Em 15 anos de greves de policiais, ainda não entendemos que são um fenômeno social, diz especialista
Domingo, 11 de Fevereiro de 2012, 17h04
Christian Carvalho Cruz, de O Estado de S. Paulo
SÃO PAULO – A presidente Dilma Rousseff
disse que ficou “estarrecida”. O governador Jaques Wagner, que não
negociaria nem anistiaria “bandido”. Os grevistas, misturando ameaça com
galhofa, que “ôôô, o Carnaval acabou”. Os analistas, que greve de
policial é “motim”. E as manchetes, que 148 pessoas foram assassinadas
na Bahia durante a paralisação (o dobro do mesmo período em 2011) e que o
movimento se espraiara para o Rio de Janeiro.

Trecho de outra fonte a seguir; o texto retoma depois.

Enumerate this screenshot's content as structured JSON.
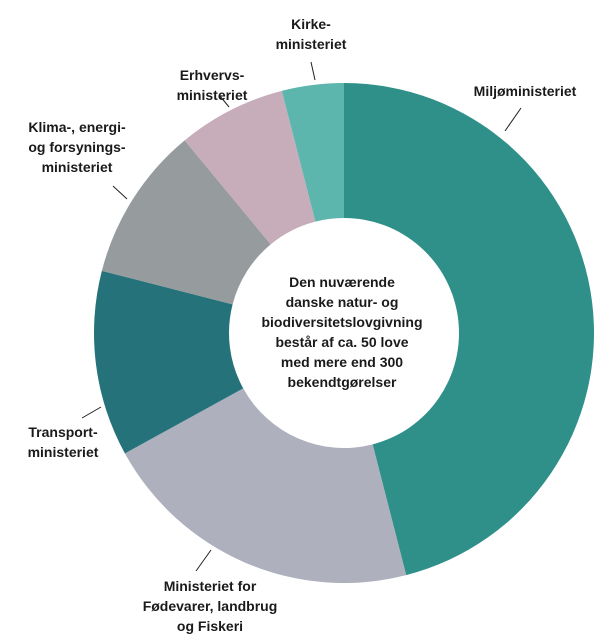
{
  "chart_data": {
    "type": "donut",
    "categories": [
      [
        "Miljøministeriet"
      ],
      [
        "Ministeriet for",
        "Fødevarer, landbrug",
        "og Fiskeri"
      ],
      [
        "Transport-",
        "ministeriet"
      ],
      [
        "Klima-, energi-",
        "og forsynings-",
        "ministeriet"
      ],
      [
        "Erhvervs-",
        "ministeriet"
      ],
      [
        "Kirke-",
        "ministeriet"
      ]
    ],
    "values": [
      46,
      21,
      12,
      10,
      7,
      4
    ],
    "colors": [
      "#2e9089",
      "#aeb1bd",
      "#26727a",
      "#969b9e",
      "#c6adb9",
      "#5cb6ad"
    ],
    "center_text": [
      "Den nuværende",
      "danske natur- og",
      "biodiversitetslovgivning",
      "består af ca. 50 love",
      "med mere end 300",
      "bekendtgørelser"
    ]
  }
}
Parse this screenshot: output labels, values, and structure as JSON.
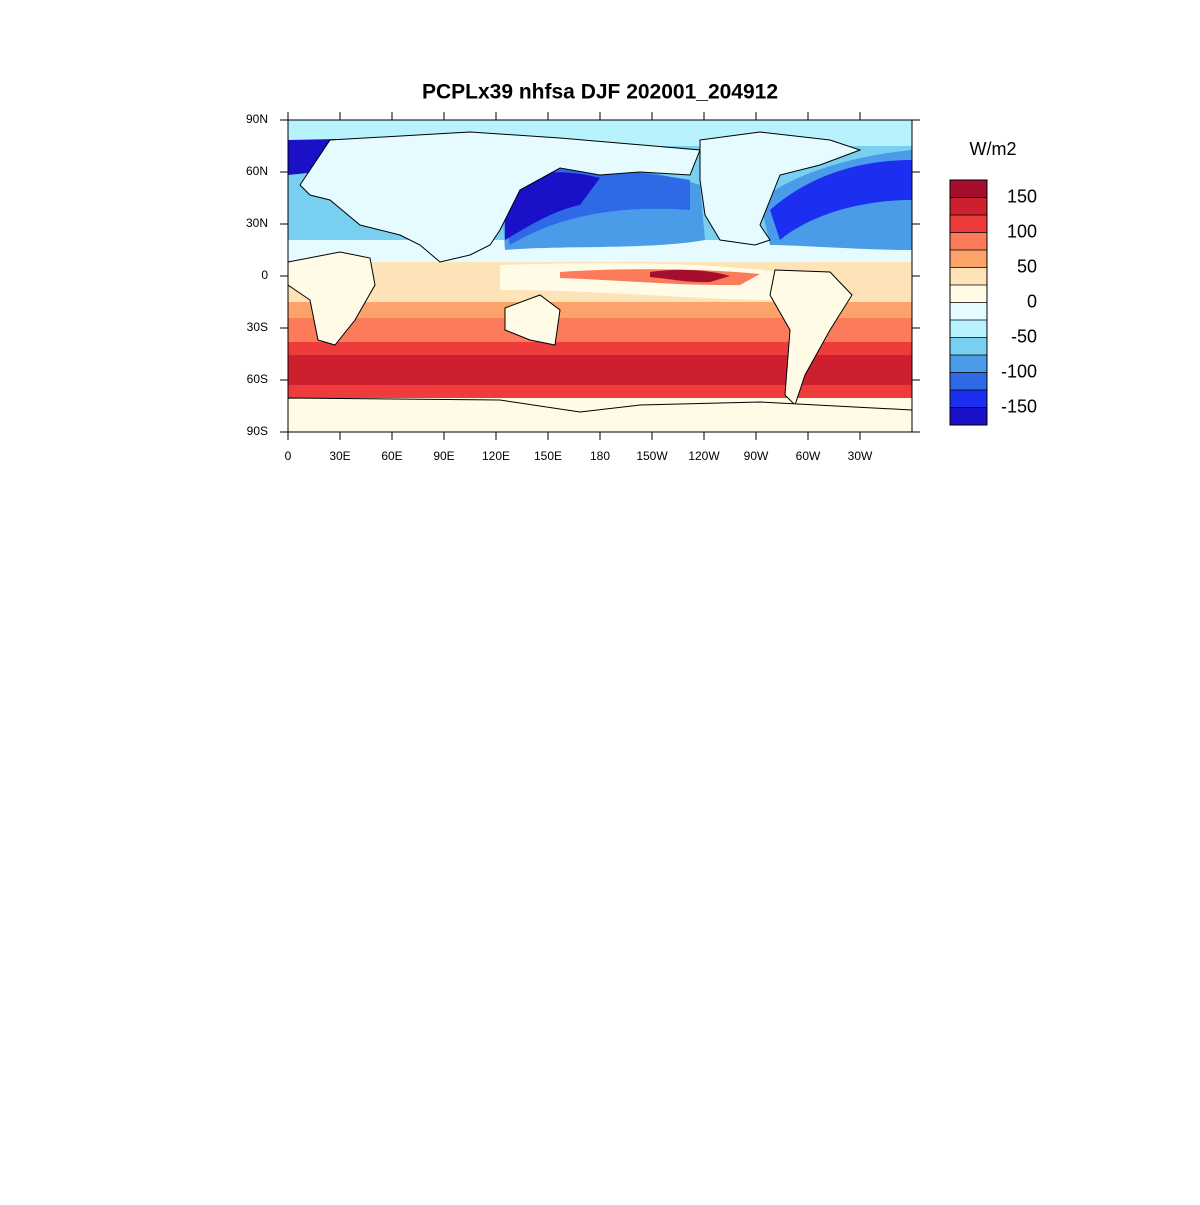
{
  "chart_data": {
    "type": "contour-map",
    "title": "PCPLx39 nhfsa DJF 202001_204912",
    "colorbar_title": "W/m2",
    "xlim": [
      0,
      360
    ],
    "ylim": [
      -90,
      90
    ],
    "xticks": [
      0,
      {
        "value": 30,
        "label": "30E"
      },
      {
        "value": 60,
        "label": "60E"
      },
      {
        "value": 90,
        "label": "90E"
      },
      {
        "value": 120,
        "label": "120E"
      },
      {
        "value": 150,
        "label": "150E"
      },
      180,
      {
        "value": 210,
        "label": "150W"
      },
      {
        "value": 240,
        "label": "120W"
      },
      {
        "value": 270,
        "label": "90W"
      },
      {
        "value": 300,
        "label": "60W"
      },
      {
        "value": 330,
        "label": "30W"
      }
    ],
    "yticks": [
      {
        "value": -90,
        "label": "90S"
      },
      {
        "value": -60,
        "label": "60S"
      },
      {
        "value": -30,
        "label": "30S"
      },
      0,
      {
        "value": 30,
        "label": "30N"
      },
      {
        "value": 60,
        "label": "60N"
      },
      {
        "value": 90,
        "label": "90N"
      }
    ],
    "levels": [
      -150,
      -125,
      -100,
      -75,
      -50,
      -25,
      0,
      25,
      50,
      75,
      100,
      125,
      150
    ],
    "colorbar_ticks": [
      -150,
      -100,
      -50,
      0,
      50,
      100,
      150
    ],
    "colors": [
      "#1a10c8",
      "#1c2ff0",
      "#2e6ae6",
      "#4a9be8",
      "#79cfef",
      "#b8f2fc",
      "#e6fbff",
      "#fffbe6",
      "#fee3b8",
      "#fca36a",
      "#fb7b5b",
      "#ee3b3b",
      "#ce1f2e",
      "#a50f2d"
    ]
  }
}
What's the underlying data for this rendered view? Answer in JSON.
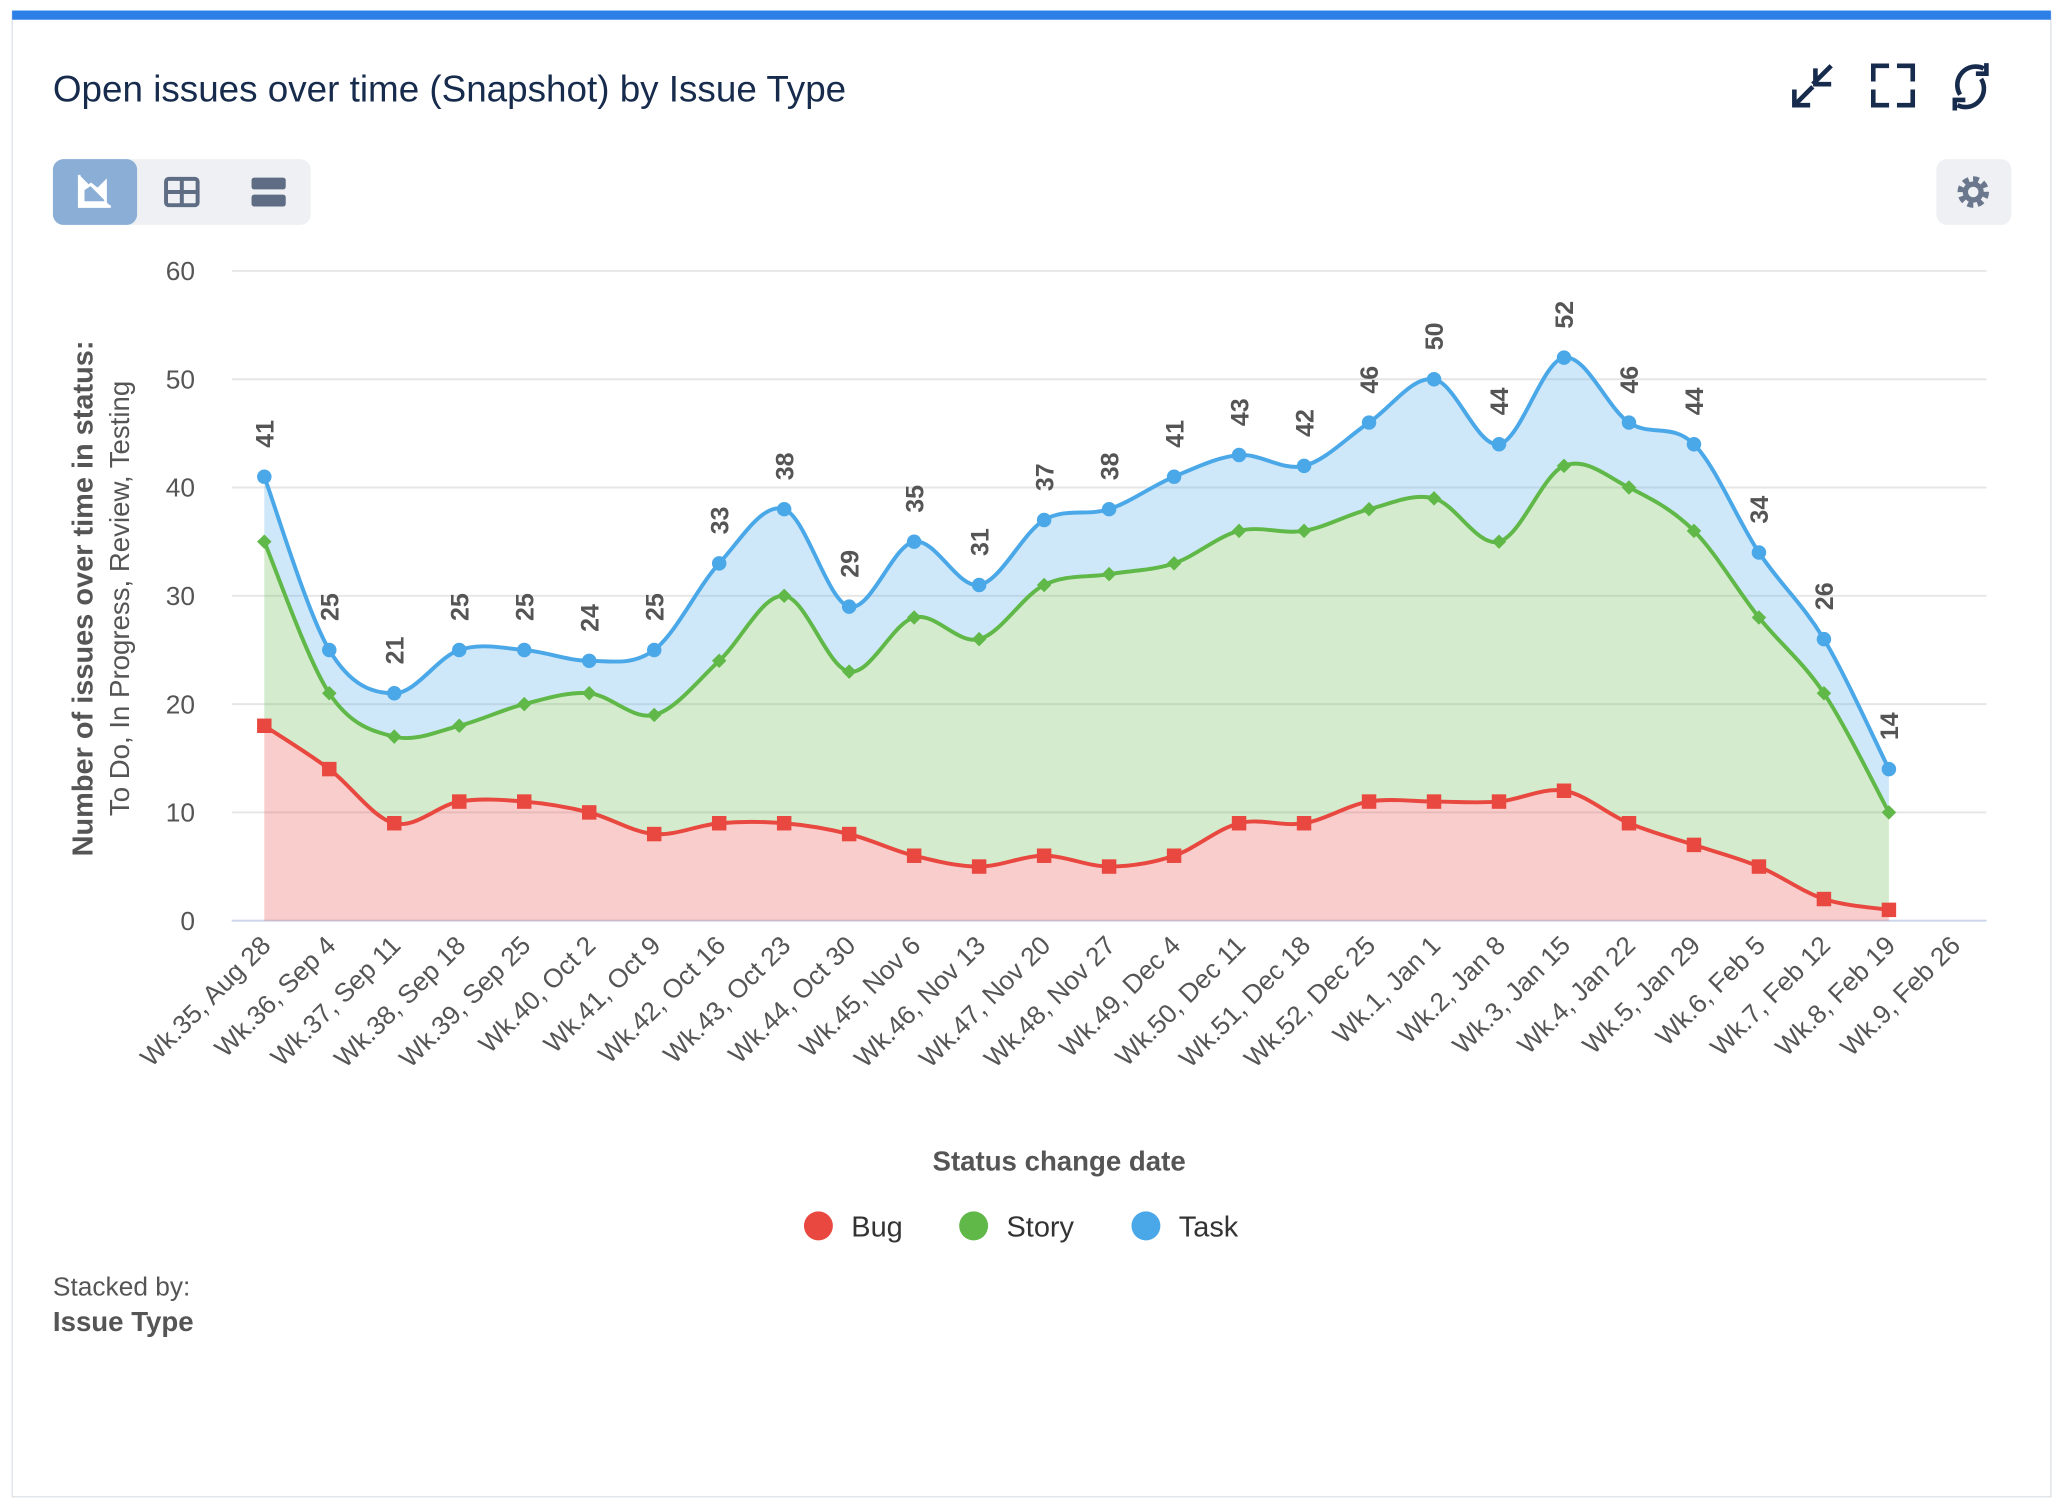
{
  "header": {
    "title": "Open issues over time (Snapshot) by Issue Type"
  },
  "footer": {
    "label": "Stacked by:",
    "value": "Issue Type"
  },
  "chart_data": {
    "type": "stacked-area-spline",
    "x_label": "Status change date",
    "y_label": [
      "Number of issues over time in status:",
      "To Do, In Progress, Review, Testing"
    ],
    "categories": [
      "Wk.35, Aug 28",
      "Wk.36, Sep 4",
      "Wk.37, Sep 11",
      "Wk.38, Sep 18",
      "Wk.39, Sep 25",
      "Wk.40, Oct 2",
      "Wk.41, Oct 9",
      "Wk.42, Oct 16",
      "Wk.43, Oct 23",
      "Wk.44, Oct 30",
      "Wk.45, Nov 6",
      "Wk.46, Nov 13",
      "Wk.47, Nov 20",
      "Wk.48, Nov 27",
      "Wk.49, Dec 4",
      "Wk.50, Dec 11",
      "Wk.51, Dec 18",
      "Wk.52, Dec 25",
      "Wk.1, Jan 1",
      "Wk.2, Jan 8",
      "Wk.3, Jan 15",
      "Wk.4, Jan 22",
      "Wk.5, Jan 29",
      "Wk.6, Feb 5",
      "Wk.7, Feb 12",
      "Wk.8, Feb 19",
      "Wk.9, Feb 26"
    ],
    "series": [
      {
        "name": "Bug",
        "color": "#e8483f",
        "marker": "square",
        "values": [
          18,
          14,
          9,
          11,
          11,
          10,
          8,
          9,
          9,
          8,
          6,
          5,
          6,
          5,
          6,
          9,
          9,
          11,
          11,
          11,
          12,
          9,
          7,
          5,
          2,
          1,
          null
        ]
      },
      {
        "name": "Story",
        "color": "#5fb847",
        "marker": "diamond",
        "values": [
          17,
          7,
          8,
          7,
          9,
          11,
          11,
          15,
          21,
          15,
          22,
          21,
          25,
          27,
          27,
          27,
          27,
          27,
          28,
          24,
          30,
          31,
          29,
          23,
          19,
          9,
          null
        ]
      },
      {
        "name": "Task",
        "color": "#4aa8e8",
        "marker": "circle",
        "values": [
          6,
          4,
          4,
          7,
          5,
          3,
          6,
          9,
          8,
          6,
          7,
          5,
          6,
          6,
          8,
          7,
          6,
          8,
          11,
          9,
          10,
          6,
          8,
          6,
          5,
          4,
          null
        ]
      }
    ],
    "totals": [
      41,
      25,
      21,
      25,
      25,
      24,
      25,
      33,
      38,
      29,
      35,
      31,
      37,
      38,
      41,
      43,
      42,
      46,
      50,
      44,
      52,
      46,
      44,
      34,
      26,
      14,
      null
    ],
    "ylim": [
      0,
      60
    ],
    "yticks": [
      0,
      10,
      20,
      30,
      40,
      50,
      60
    ],
    "grid": true,
    "legend": "bottom"
  }
}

No meio de tantas aspas, as do sociólogo
José Vicente Tavares dos Santos são menos inflamadas mas não menos
contundentes. Doutor pela Université de Paris X e professor titular da
Universidade Federal do Rio Grande do Sul, ele estuda greves no sistema
de segurança pública do País desde 1997. Diz que o Brasil perdeu a
chance de discutir suas polícias na Constituinte de 1988 e agora paga o
preço de uma crise organizacional que chega ao cúmulo de as academias
ensinarem cadetes a dobrarem o lençol em vez de mediar conflitos.
Segundo Santos, faz 15 anos que as greves
de agentes de segurança pública se repetem – e vão continuar se
repetindo. “Pela abrangência e pela constância das paralisações, estamos
diante de um fenômeno social. E o que podemos tirar de bom dessa crise é
a oportunidade de retomar um debate tão crucial da vida brasileira.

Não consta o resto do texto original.